まずは、Thalerが提唱するmental accounts(精神的口座分類?)という理論である。この理論によると、消費者は、日常の支出を管理する口座と、投資用の口座を心の中では別々に管理しており、日常の支出用の口座が増えたときの消費支出の反応は投資用の口座が増えたときの消費支出の反応より大きいのである。この考え方を2008年と2009年の景気刺激策に当てはめてみると、2009年の景気刺激策のほうが日常支出用の口座を増やすと考えられる。なぜなら、2008年のようにまとまった金額を一気に受け取ると人は投資用の口座に分類しがちだからである。逆に小額を小出しで受け取ると人は日常支出用の口座に分類しがちである。つまり、mental accountsの理論は彼らの発見と矛盾している。
次に、彼らは、Visibility(可視性)という理論を持ち出している。
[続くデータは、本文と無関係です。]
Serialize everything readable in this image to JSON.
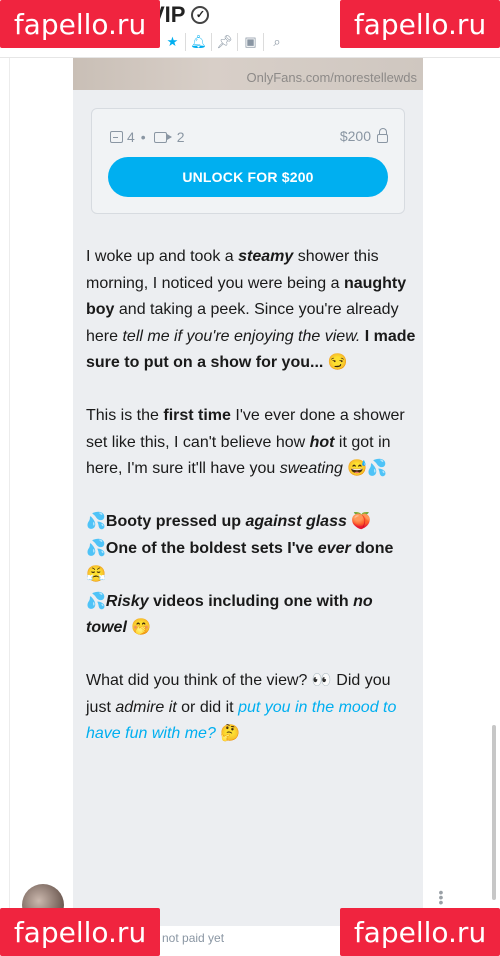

この理論によると、目に見えてわかりやすい収入の変化のほうが大きな消費支出の変化につながる。つまり、簡単な話だが、1回それなりの金額のチェックを受け取る方が、ちまちま天引きされる金額が減るよりもVisibilityが高い、つまり、目に見えてわかりやすいのでより強く消費を刺激するのである。この理論(というほどのものでもないが)は、彼らの発見と整合的である。2008年のチェック支給は大々的に宣伝された一方、2009年の所得税減税は大規模な景気刺激パッケージの一部であり、あまり大きく宣伝されなかったというのも、Visibilityの違いに影響を与えたのかもしれない。
Visibilityと区別がしづらいが、一回一回の現在が小額だと、消費者が気づかない、あるいは、可処分所得を大まかにしか捉えていないときには所得に変化がないと考えてしまうというのも説明のひとつとして考えられるであろう。
日本では景気刺激策はどのように実施されているのだろうか?現金支給をやってみてはどうだろうか?